Now you might well ask, if this is true, why I always talk about “strategy” and rarely talk about “marketing”. If they are both flawed and incomplete, why privilege one over the other?
The reason for this is because although conventional understanding of strategy is flawed, it is less flawed than that of marketing. Conventional strategy has two crucial things going for it which marketing doesn’t, namely:
• People recognise it as a “whole business” discipline
• People recognise that it sits at the top of the pyramid
This means that strategy is positioned in such a way as to have a proper impact on the business – which marketing, sadly, is not.
From my position then it’s far easier to bring marketing’s “heart” to the conventional understanding of strategy, than it is to bring strategy’s “head” to the conventional understanding of marketing.
(Indeed throughout my career I have found “marketers” to be by far the most resistant audience to my ideas – presumably because my process implies a criticism of their discipline as they understand it.)

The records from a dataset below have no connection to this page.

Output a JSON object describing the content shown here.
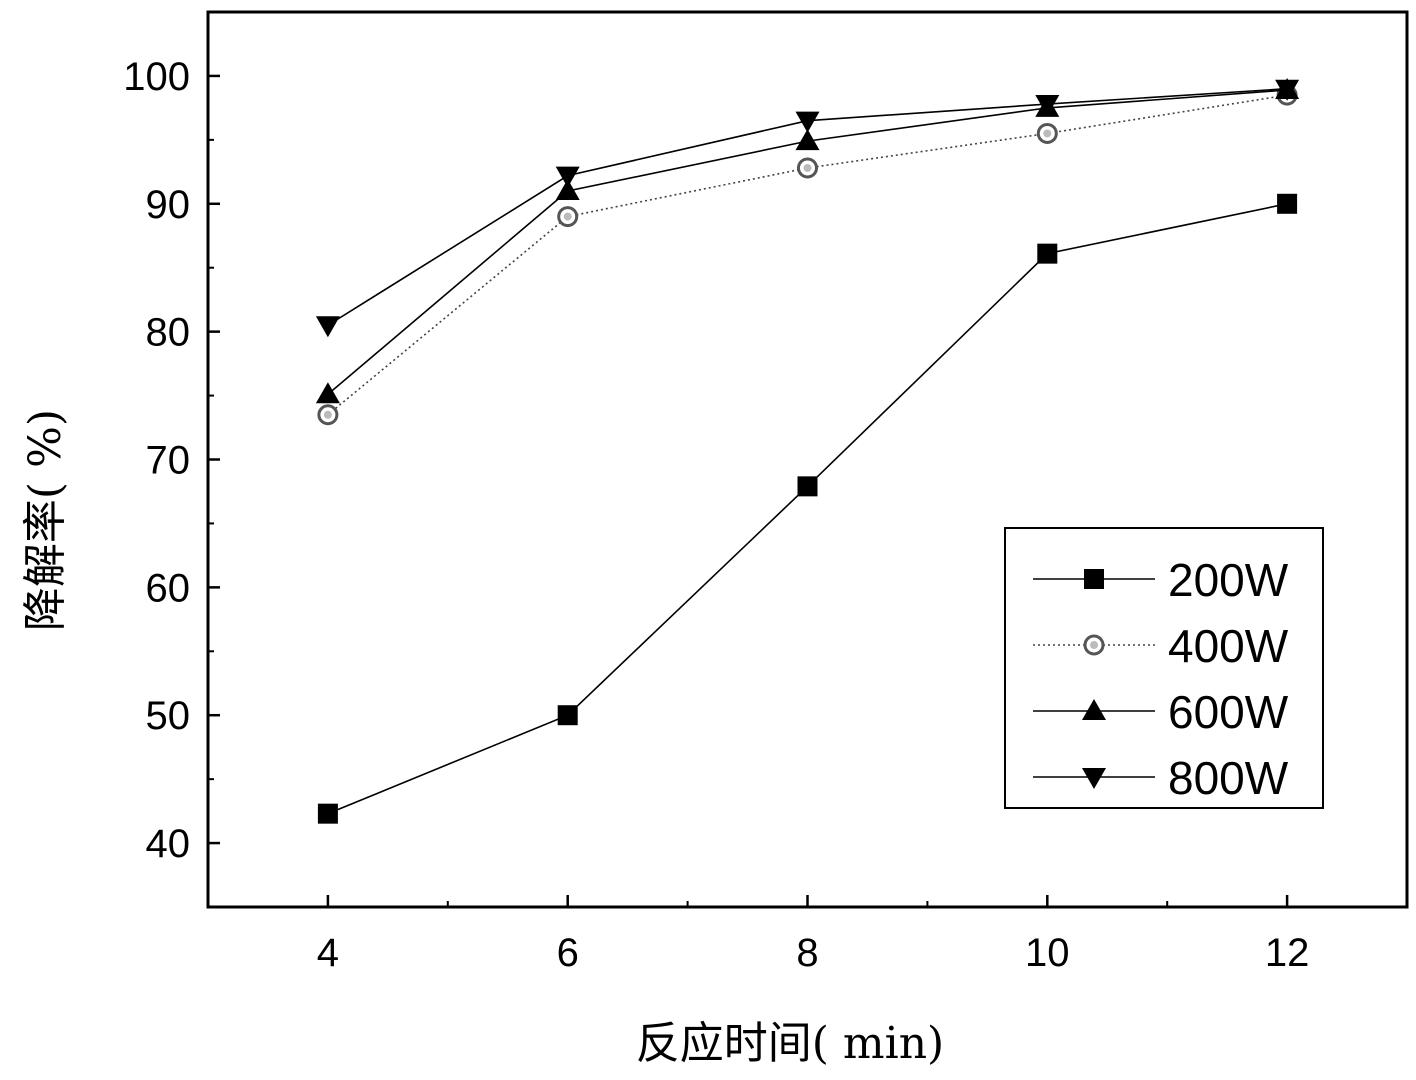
{
  "chart_data": {
    "type": "line",
    "title": "",
    "xlabel": "反应时间(   min)",
    "ylabel": "降解率(   %)",
    "xlim": [
      3,
      13
    ],
    "ylim": [
      35,
      105
    ],
    "xticks": [
      4,
      6,
      8,
      10,
      12
    ],
    "xminor": [
      5,
      7,
      9,
      11
    ],
    "yticks": [
      40,
      50,
      60,
      70,
      80,
      90,
      100
    ],
    "yminor": [
      45,
      55,
      65,
      75,
      85,
      95
    ],
    "grid": false,
    "legend_position": "bottom-right",
    "x": [
      4,
      6,
      8,
      10,
      12
    ],
    "series": [
      {
        "name": "200W",
        "marker": "square",
        "line": "solid",
        "values": [
          42.3,
          50.0,
          67.9,
          86.1,
          90.0
        ]
      },
      {
        "name": "400W",
        "marker": "circle-open",
        "line": "dotted",
        "values": [
          73.5,
          89.0,
          92.8,
          95.5,
          98.5
        ]
      },
      {
        "name": "600W",
        "marker": "triangle-up",
        "line": "solid",
        "values": [
          75.1,
          91.0,
          94.9,
          97.5,
          98.9
        ]
      },
      {
        "name": "800W",
        "marker": "triangle-down",
        "line": "solid",
        "values": [
          80.5,
          92.2,
          96.5,
          97.8,
          99.0
        ]
      }
    ]
  }
}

However, despite this being the angle that I’m coming from, I want to stress that the convergence of marketing and strategy can be done just as plausibly from the other direction. If you are a marketer of some stripe you can play the same game by trying to pull strategy into marketing – just as I am trying to pull marketing into strategy.
See what I mean?
So there you have it. That’s my confession. And now I’ve put it out there, I’m going to bury it again for the reasons I’ve discussed. You won’t hear the word “marketing” much more from me, I can assure you.
But between us here?
You know what I really think. And I hope that whatever angle you’re approaching it from, you can join me on my covert quest for convergence.